Foto: Wakil Kohsar/AFP
Talibã ocupa palácio presidencial
O Talibã toma a capital Cabul, em 15 de agosto de 2021, dissolvendo o governo e estendendo seu controle sobre todo o Afeganistão. A capital era um dos últimos redutos ainda sob a autoridade do presidente Ashraf Ghani. Assim como ocorreu com dezenas de outras cidades, ele é tomada sem resistência efetiva das tropas governamentais. Ghani foge do país.
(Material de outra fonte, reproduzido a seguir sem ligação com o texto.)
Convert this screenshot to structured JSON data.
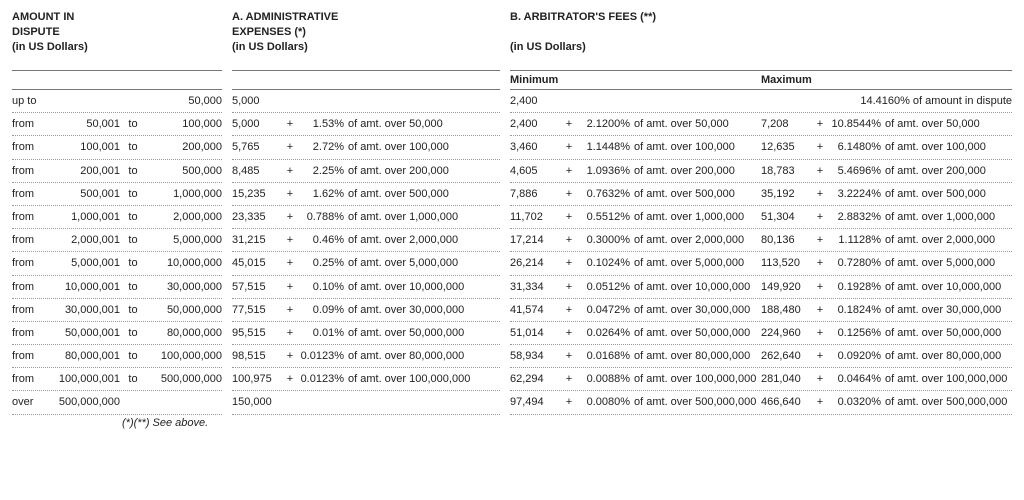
{
  "headers": {
    "dispute_l1": "AMOUNT IN",
    "dispute_l2": "DISPUTE",
    "dispute_l3": "(in US Dollars)",
    "admin_l1": "A. ADMINISTRATIVE",
    "admin_l2": "EXPENSES (*)",
    "admin_l3": "(in US Dollars)",
    "arb_l1": "B. ARBITRATOR'S FEES (**)",
    "arb_blank": " ",
    "arb_l3": "(in US Dollars)",
    "sub_min": "Minimum",
    "sub_max": "Maximum"
  },
  "footnote": "(*)(**) See above.",
  "rows": [
    {
      "d": {
        "w": "up to",
        "f": "",
        "t": "",
        "tv": "50,000"
      },
      "a": {
        "b": "5,000",
        "p": "",
        "pc": "",
        "s": ""
      },
      "mn": {
        "b": "2,400",
        "p": "",
        "pc": "",
        "s": ""
      },
      "mx": {
        "b": "",
        "p": "",
        "pc": "",
        "s": "14.4160% of amount in dispute"
      }
    },
    {
      "d": {
        "w": "from",
        "f": "50,001",
        "t": "to",
        "tv": "100,000"
      },
      "a": {
        "b": "5,000",
        "p": "+",
        "pc": "1.53%",
        "s": "of amt. over 50,000"
      },
      "mn": {
        "b": "2,400",
        "p": "+",
        "pc": "2.1200%",
        "s": "of amt. over 50,000"
      },
      "mx": {
        "b": "7,208",
        "p": "+",
        "pc": "10.8544%",
        "s": "of amt. over 50,000"
      }
    },
    {
      "d": {
        "w": "from",
        "f": "100,001",
        "t": "to",
        "tv": "200,000"
      },
      "a": {
        "b": "5,765",
        "p": "+",
        "pc": "2.72%",
        "s": "of amt. over 100,000"
      },
      "mn": {
        "b": "3,460",
        "p": "+",
        "pc": "1.1448%",
        "s": "of amt. over 100,000"
      },
      "mx": {
        "b": "12,635",
        "p": "+",
        "pc": "6.1480%",
        "s": "of amt. over 100,000"
      }
    },
    {
      "d": {
        "w": "from",
        "f": "200,001",
        "t": "to",
        "tv": "500,000"
      },
      "a": {
        "b": "8,485",
        "p": "+",
        "pc": "2.25%",
        "s": "of amt. over 200,000"
      },
      "mn": {
        "b": "4,605",
        "p": "+",
        "pc": "1.0936%",
        "s": "of amt. over 200,000"
      },
      "mx": {
        "b": "18,783",
        "p": "+",
        "pc": "5.4696%",
        "s": "of amt. over 200,000"
      }
    },
    {
      "d": {
        "w": "from",
        "f": "500,001",
        "t": "to",
        "tv": "1,000,000"
      },
      "a": {
        "b": "15,235",
        "p": "+",
        "pc": "1.62%",
        "s": "of amt. over 500,000"
      },
      "mn": {
        "b": "7,886",
        "p": "+",
        "pc": "0.7632%",
        "s": "of amt. over 500,000"
      },
      "mx": {
        "b": "35,192",
        "p": "+",
        "pc": "3.2224%",
        "s": "of amt. over 500,000"
      }
    },
    {
      "d": {
        "w": "from",
        "f": "1,000,001",
        "t": "to",
        "tv": "2,000,000"
      },
      "a": {
        "b": "23,335",
        "p": "+",
        "pc": "0.788%",
        "s": "of amt. over 1,000,000"
      },
      "mn": {
        "b": "11,702",
        "p": "+",
        "pc": "0.5512%",
        "s": "of amt. over 1,000,000"
      },
      "mx": {
        "b": "51,304",
        "p": "+",
        "pc": "2.8832%",
        "s": "of amt. over 1,000,000"
      }
    },
    {
      "d": {
        "w": "from",
        "f": "2,000,001",
        "t": "to",
        "tv": "5,000,000"
      },
      "a": {
        "b": "31,215",
        "p": "+",
        "pc": "0.46%",
        "s": "of amt. over 2,000,000"
      },
      "mn": {
        "b": "17,214",
        "p": "+",
        "pc": "0.3000%",
        "s": "of amt. over 2,000,000"
      },
      "mx": {
        "b": "80,136",
        "p": "+",
        "pc": "1.1128%",
        "s": "of amt. over 2,000,000"
      }
    },
    {
      "d": {
        "w": "from",
        "f": "5,000,001",
        "t": "to",
        "tv": "10,000,000"
      },
      "a": {
        "b": "45,015",
        "p": "+",
        "pc": "0.25%",
        "s": "of amt. over 5,000,000"
      },
      "mn": {
        "b": "26,214",
        "p": "+",
        "pc": "0.1024%",
        "s": "of amt. over 5,000,000"
      },
      "mx": {
        "b": "113,520",
        "p": "+",
        "pc": "0.7280%",
        "s": "of amt. over 5,000,000"
      }
    },
    {
      "d": {
        "w": "from",
        "f": "10,000,001",
        "t": "to",
        "tv": "30,000,000"
      },
      "a": {
        "b": "57,515",
        "p": "+",
        "pc": "0.10%",
        "s": "of amt. over 10,000,000"
      },
      "mn": {
        "b": "31,334",
        "p": "+",
        "pc": "0.0512%",
        "s": "of amt. over 10,000,000"
      },
      "mx": {
        "b": "149,920",
        "p": "+",
        "pc": "0.1928%",
        "s": "of amt. over 10,000,000"
      }
    },
    {
      "d": {
        "w": "from",
        "f": "30,000,001",
        "t": "to",
        "tv": "50,000,000"
      },
      "a": {
        "b": "77,515",
        "p": "+",
        "pc": "0.09%",
        "s": "of amt. over 30,000,000"
      },
      "mn": {
        "b": "41,574",
        "p": "+",
        "pc": "0.0472%",
        "s": "of amt. over 30,000,000"
      },
      "mx": {
        "b": "188,480",
        "p": "+",
        "pc": "0.1824%",
        "s": "of amt. over 30,000,000"
      }
    },
    {
      "d": {
        "w": "from",
        "f": "50,000,001",
        "t": "to",
        "tv": "80,000,000"
      },
      "a": {
        "b": "95,515",
        "p": "+",
        "pc": "0.01%",
        "s": "of amt. over 50,000,000"
      },
      "mn": {
        "b": "51,014",
        "p": "+",
        "pc": "0.0264%",
        "s": "of amt. over 50,000,000"
      },
      "mx": {
        "b": "224,960",
        "p": "+",
        "pc": "0.1256%",
        "s": "of amt. over 50,000,000"
      }
    },
    {
      "d": {
        "w": "from",
        "f": "80,000,001",
        "t": "to",
        "tv": "100,000,000"
      },
      "a": {
        "b": "98,515",
        "p": "+",
        "pc": "0.0123%",
        "s": "of amt. over 80,000,000"
      },
      "mn": {
        "b": "58,934",
        "p": "+",
        "pc": "0.0168%",
        "s": "of amt. over 80,000,000"
      },
      "mx": {
        "b": "262,640",
        "p": "+",
        "pc": "0.0920%",
        "s": "of amt. over 80,000,000"
      }
    },
    {
      "d": {
        "w": "from",
        "f": "100,000,001",
        "t": "to",
        "tv": "500,000,000"
      },
      "a": {
        "b": "100,975",
        "p": "+",
        "pc": "0.0123%",
        "s": "of amt. over 100,000,000"
      },
      "mn": {
        "b": "62,294",
        "p": "+",
        "pc": "0.0088%",
        "s": "of amt. over 100,000,000"
      },
      "mx": {
        "b": "281,040",
        "p": "+",
        "pc": "0.0464%",
        "s": "of amt. over 100,000,000"
      }
    },
    {
      "d": {
        "w": "over",
        "f": "500,000,000",
        "t": "",
        "tv": ""
      },
      "a": {
        "b": "150,000",
        "p": "",
        "pc": "",
        "s": ""
      },
      "mn": {
        "b": "97,494",
        "p": "+",
        "pc": "0.0080%",
        "s": "of amt. over 500,000,000"
      },
      "mx": {
        "b": "466,640",
        "p": "+",
        "pc": "0.0320%",
        "s": "of amt. over 500,000,000"
      }
    }
  ]
}
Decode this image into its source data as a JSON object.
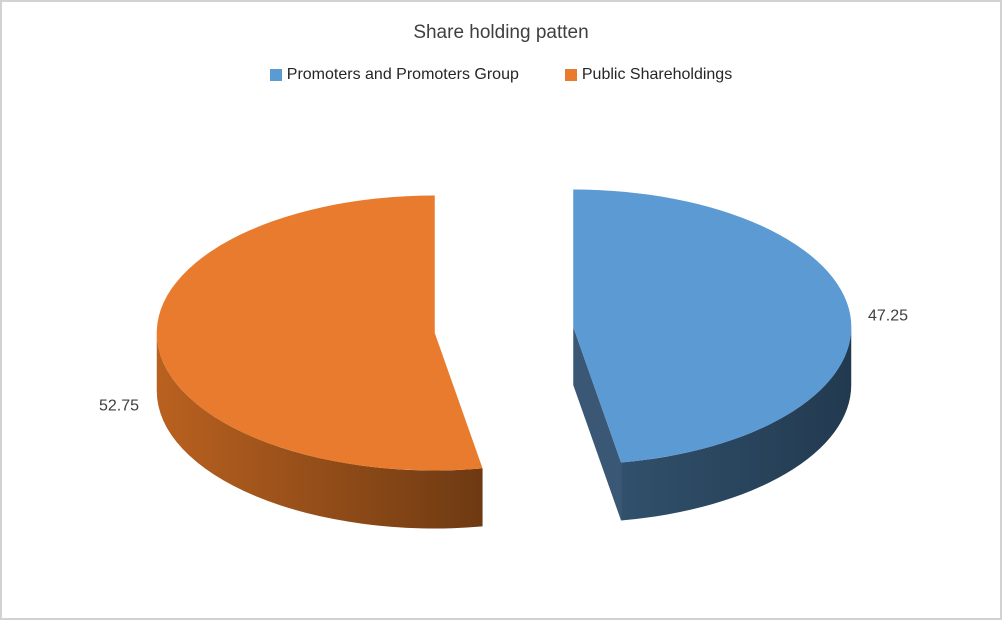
{
  "page": {
    "background": "#ffffff",
    "border_color": "#d2d2d2"
  },
  "chart_data": {
    "type": "pie",
    "style": "3d-exploded",
    "title": "Share holding patten",
    "categories": [
      "Promoters and Promoters Group",
      "Public Shareholdings"
    ],
    "values": [
      47.25,
      52.75
    ],
    "data_labels": [
      "47.25",
      "52.75"
    ],
    "colors": [
      "#5b9ad3",
      "#e97b2f"
    ],
    "side_colors": [
      [
        "#31506b",
        "#223a50"
      ],
      [
        "#b96120",
        "#6e3a12"
      ]
    ],
    "flat_side_color": "#3a5875",
    "text_color": "#3f3f3f",
    "legend_text_color": "#262626",
    "legend_position": "top",
    "start_angle_deg": 90,
    "direction": "clockwise"
  }
}
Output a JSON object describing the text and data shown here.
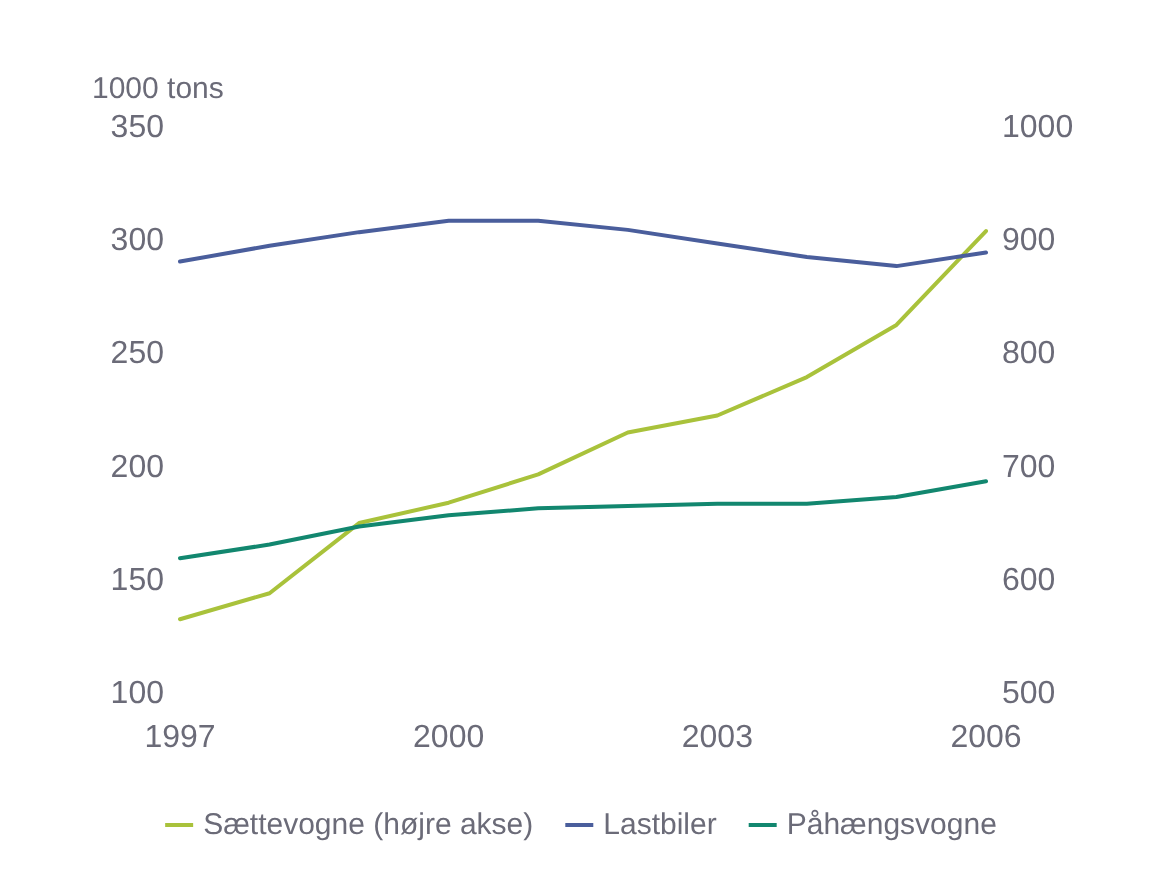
{
  "chart_data": {
    "type": "line",
    "ylabel": "1000 tons",
    "x": [
      1997,
      1998,
      1999,
      2000,
      2001,
      2002,
      2003,
      2004,
      2005,
      2006
    ],
    "xlim": [
      1997,
      2006
    ],
    "xticks": [
      1997,
      2000,
      2003,
      2006
    ],
    "ylim": [
      100,
      350
    ],
    "yticks": [
      100,
      150,
      200,
      250,
      300,
      350
    ],
    "y2lim": [
      500,
      1000
    ],
    "y2ticks": [
      500,
      600,
      700,
      800,
      900,
      1000
    ],
    "grid": false,
    "legend": "bottom",
    "marker": "none",
    "line_style": "solid",
    "series": [
      {
        "name": "Sættevogne (højre akse)",
        "color": "#a9c23b",
        "axis": "y2",
        "values": [
          566,
          589,
          651,
          669,
          694,
          731,
          746,
          780,
          826,
          909
        ]
      },
      {
        "name": "Lastbiler",
        "color": "#4a5e9c",
        "values": [
          291,
          298,
          304,
          309,
          309,
          305,
          299,
          293,
          289,
          295
        ]
      },
      {
        "name": "Påhængsvogne",
        "color": "#12876f",
        "values": [
          160,
          166,
          174,
          179,
          182,
          183,
          184,
          184,
          187,
          194
        ]
      }
    ]
  }
}
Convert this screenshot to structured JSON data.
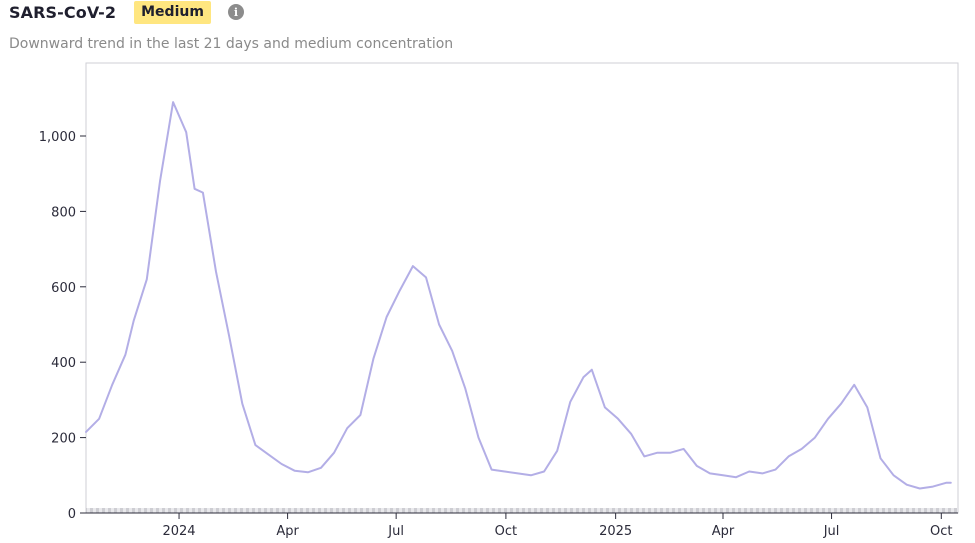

Foto: Zabi Karim/AP/picture alliance
Biden defende retirada das tropas
Um dia depois da tomada de Cabul, o presidente dos EUA, Joe Biden, defende a decisão de pôr fim à presença americana no Afeganistão e condena líderes e políticos afegãos que abandonaram o país, abrindo caminho para a tomada de poder pelo Talibã. Biden culpa ainda o ex-presidente Donald Trump, por ter fortalecido o grupo rebeldes e deixado os talibãs em sua melhor situação militar desde 2001.